Ленька получил все необходимые инструменты и принялся за изготовление отмычки. Замок, однако, оказался очень хитрым и стойким, ребята, наблюдая за тщетными усилиями Леньки, потирали руки.
- Для такой работы покой требуется. Больно вас тут много! - разнервничался Ленька. - Лучше уж ночью делать. Заприте меня на ночь. К утру дверь будет открыта.
Однако утром дверь по-прежнему была заперта, ребята побежали в пристройку за ключом, открыли.
Ленька сидел на слесарном столе со связкой отмычек в руках и, болтая ногами, посвистывал. Губы его были до крови искусаны от злости, но он не терял самообладания, равнодушный к колкостям и насмешкам, он сосредоточенным взглядом сверлил насмешливую скважину замка - неразгаданный секрет "фиги".
- Не уйду оттуда, пока "фигу" не открою! - признался он вечером в спальне.
Проходили дни - дни лихорадочного труда, усилий, поражений. Каждый вечер Ленька подсаживался ко мне на койку, как некогда в тюрьме на нары, и отчитывался:
- Ну и замок! Чтоб его… Тут и Кондрапуло не больно-то смог бы. Башковитый этот Дымил-Ваныч.
Проигрыш Леньки становился в мастерской очевидным фактом. Его возня над замком принималась снисходительно, как безвредное чудачество.
И вдруг через десять дней грянула новость: Ленька открыл "фигу"!
При этом известии в мастерскую прибыл сам Дымил-Ваныч. Он осмотрел отмычки - две были из железа, а третья из закаленной стали, тонкая, как пружинка, расспросил Леньку, как он открыл секрет механизма, и от удивления запыхтел трубкой.
- Золотые руки… мм-да… А голова… Феноменальная!
И Дымил-Ваныч сразу же уехал. У него не было времени. Он жил уже в другой эпохе.
Мастерская опустела, ребята, за исключением нескольких радиолюбителей, разбрелись кто куда.
Несколько дней Ленька слонялся без дела.
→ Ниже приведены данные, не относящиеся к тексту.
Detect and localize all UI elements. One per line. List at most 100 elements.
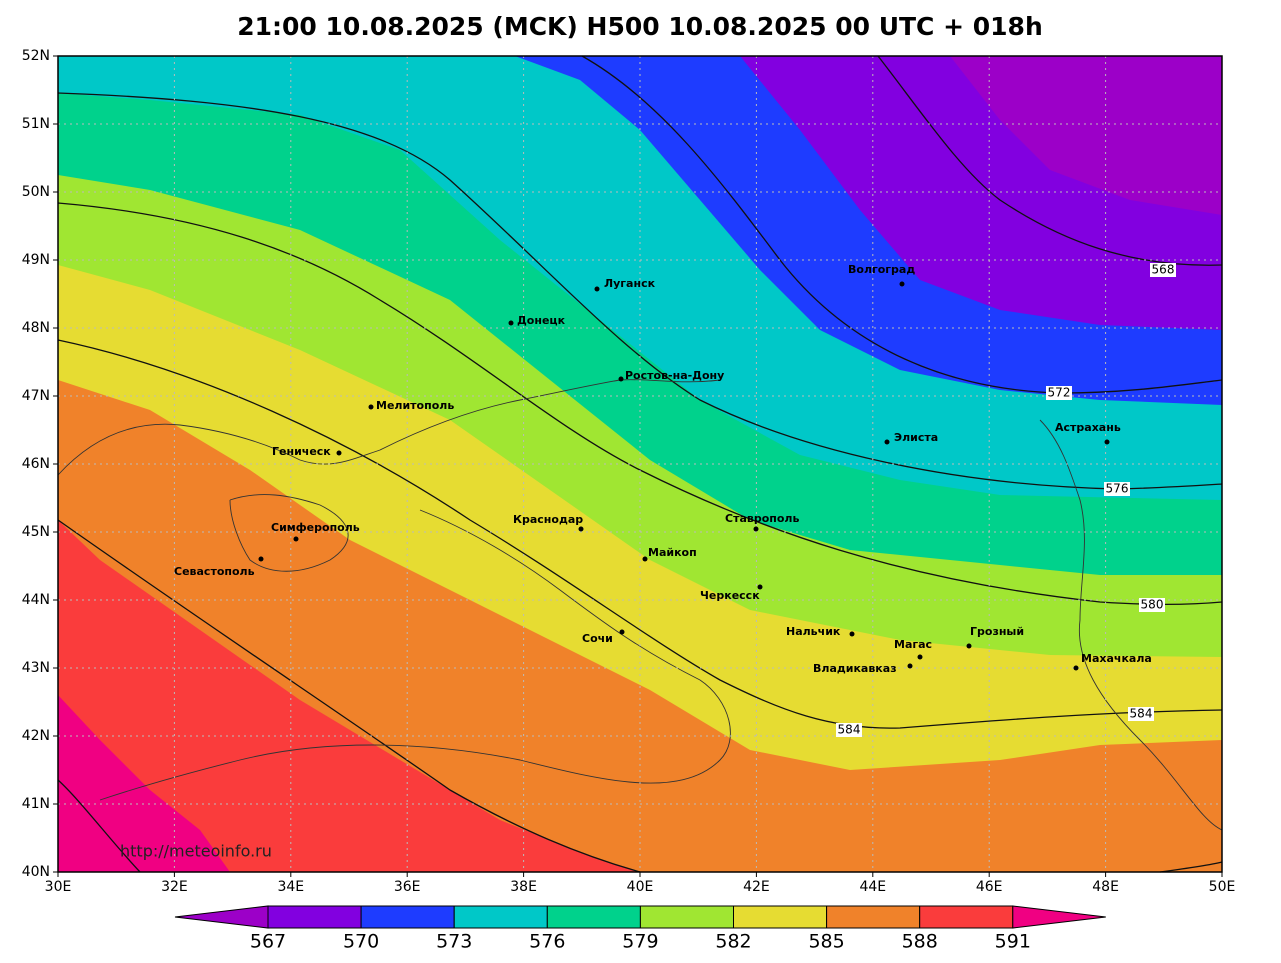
colorbar-box: [919, 905, 1014, 929]
watermark: http://meteoinfo.ru: [120, 842, 272, 861]
lon-label: 48E: [1092, 879, 1119, 895]
city-label: Астрахань: [1055, 421, 1121, 434]
colorbar-box: [733, 905, 828, 929]
graticule: [58, 56, 1222, 872]
lon-label: 50E: [1209, 879, 1236, 895]
city-label: Волгоград: [848, 263, 915, 276]
colorbar-label: 588: [902, 931, 938, 953]
coastline: [99, 509, 731, 801]
colorbar-label: 570: [343, 931, 379, 953]
contour: [581, 55, 1223, 394]
city-dot: [884, 439, 890, 445]
lat-label: 46N: [22, 456, 50, 472]
lat-label: 51N: [22, 116, 50, 132]
city-dot: [578, 526, 584, 532]
lon-label: 34E: [277, 879, 304, 895]
city-label: Луганск: [604, 277, 656, 290]
colorbar-label: 579: [622, 931, 658, 953]
city-dot: [258, 556, 264, 562]
contour-label-bg: [1150, 263, 1176, 277]
contour: [57, 339, 1223, 729]
contour-label-bg: [1104, 482, 1130, 496]
lon-label: 30E: [45, 879, 72, 895]
city-label: Элиста: [894, 431, 938, 444]
contour-lines: [57, 55, 1223, 873]
lat-label: 41N: [22, 796, 50, 812]
city-label: Нальчик: [786, 625, 841, 638]
city-dot: [899, 281, 905, 287]
city-dot: [618, 376, 624, 382]
lat-label: 45N: [22, 524, 50, 540]
city-label: Махачкала: [1081, 652, 1152, 665]
city-dot: [508, 320, 514, 326]
city-label: Майкоп: [648, 546, 697, 559]
city-dot: [753, 526, 759, 532]
lon-label: 40E: [627, 879, 654, 895]
colorbar-box: [267, 905, 362, 929]
colorbar-box: [453, 905, 548, 929]
colorbar-extend: [1012, 905, 1106, 929]
colorbar-box: [639, 905, 735, 929]
city-dot: [594, 286, 600, 292]
contour-label: 568: [1152, 263, 1175, 277]
colorbar-extend: [174, 905, 269, 929]
colorbar-box: [826, 905, 921, 929]
contour: [57, 779, 141, 873]
city-dot: [336, 450, 342, 456]
city-label: Донецк: [517, 314, 566, 327]
lat-label: 43N: [22, 660, 50, 676]
city-dot: [642, 556, 648, 562]
colorbar-label: 582: [715, 931, 751, 953]
colorbar-label: 585: [808, 931, 844, 953]
lon-label: 32E: [161, 879, 188, 895]
lon-label: 44E: [859, 879, 886, 895]
contour: [57, 202, 1223, 605]
contour-label: 572: [1048, 386, 1071, 400]
contour: [1159, 861, 1223, 873]
city-label: Геническ: [272, 445, 331, 458]
contour-label-bg: [1128, 707, 1154, 721]
colorbar-label: 591: [995, 931, 1031, 953]
lat-label: 49N: [22, 252, 50, 268]
lon-label: 46E: [976, 879, 1003, 895]
city-dot: [368, 404, 374, 410]
contour-label-bg: [836, 723, 862, 737]
lat-label: 44N: [22, 592, 50, 608]
colorbar-label: 576: [529, 931, 565, 953]
title: 21:00 10.08.2025 (MCK) H500 10.08.2025 0…: [237, 12, 1043, 41]
contour-label: 580: [1141, 598, 1164, 612]
city-label: Мелитополь: [376, 399, 454, 412]
contour-label: 584: [838, 723, 861, 737]
city-dot: [1104, 439, 1110, 445]
contour: [877, 55, 1223, 266]
city-label: Севастополь: [174, 565, 255, 578]
colorbar-label: 567: [250, 931, 286, 953]
coastline: [1039, 419, 1223, 831]
contour-label: 576: [1106, 482, 1129, 496]
city-label: Ставрополь: [725, 512, 799, 525]
city-label: Грозный: [970, 625, 1024, 638]
contour-label-bg: [1046, 386, 1072, 400]
band: [58, 56, 1222, 872]
lat-label: 50N: [22, 184, 50, 200]
city-dot: [917, 654, 923, 660]
lon-label: 42E: [743, 879, 770, 895]
contour-label-bg: [1139, 598, 1165, 612]
city-dot: [1073, 665, 1079, 671]
city-label: Сочи: [582, 632, 613, 645]
city-label: Черкесск: [700, 589, 760, 602]
city-label: Ростов-на-Дону: [625, 369, 724, 382]
city-dot: [849, 631, 855, 637]
city-label: Владикавказ: [813, 662, 897, 675]
lat-label: 48N: [22, 320, 50, 336]
band: [58, 56, 1222, 872]
lon-label: 38E: [510, 879, 537, 895]
city-label: Краснодар: [513, 513, 583, 526]
lat-label: 52N: [22, 48, 50, 64]
city-dot: [293, 536, 299, 542]
city-dot: [907, 663, 913, 669]
city-dot: [619, 629, 625, 635]
contour-label: 584: [1130, 707, 1153, 721]
lat-label: 42N: [22, 728, 50, 744]
colorbar-box: [546, 905, 641, 929]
Со скуки он сделал зажигалку и подумывал, не пора ли ему снова пуститься в дорогу. Но путь ему преградила "кибитка".
Дымил-Ваныч возвратился в мастерскую с поднятой головой, извергая дым и энтузиазм.
- А знаете ли вы, пистолеты, что можно… мм-да… действительно можно? - Его чубук описал в воздухе огромную дугу. - Перечеркнуть пространство! Мм-да… Видите… Советский Союз… феноменальные пространства! Шоссе? Железные дороги? Чепуха! Черепаший транспорт. Надо радикально, раз и навсегда, всю россию - в воздух! Маленькие самолеты, дешевые самолеты, простые… Мм-да… Миллионы самолетов для всех - "авиакибитки"!
- А у вас она на бумаге уже есть?
- Есть.
- Мы ее у нас сделаем?
- Нет. Мы сделаем модель. Мм-да… Точнейшая работа. Кто возьмется?
Он обвел озабоченным взглядом лица учеников и остановился на Леньке.
- Будешь делать?
- А она наверняка полетит? - застраховывал себя Ленька.
- Наверняка!
- Даете слово?
- Слово Бурова… "фигу" видел? Мало тебе этого?
- Ну, так буду делать.
- Ладно. Ты и Жора. Мм-да… Вдвоем, под моим руководством. Все, что скажу, - делать с точностью до сотой миллиметра.
Через три месяца состоялся пробный полет модели "авиакибитки". Она прошла путь в сто метров, и, хотя "кибитка" разбилась о дурацкую грушу, которая росла на линии полета, успех был полный: организовался клуб молодых конструкторов, и его председатель Ленька пошел в механическую школу.
Что же касается привычек и навыков времен беспризорщины, особенно легкости в обращении с чужой собственностью, то это уже история более длинная.
Такие перемены, если говорить начистоту, не свершаются так, вдруг, сразу. Приходится переживать много тяжелых схваток со старыми привычками, иногда поддаешься им, а потом снова вступаешь в борьбу с самим собой.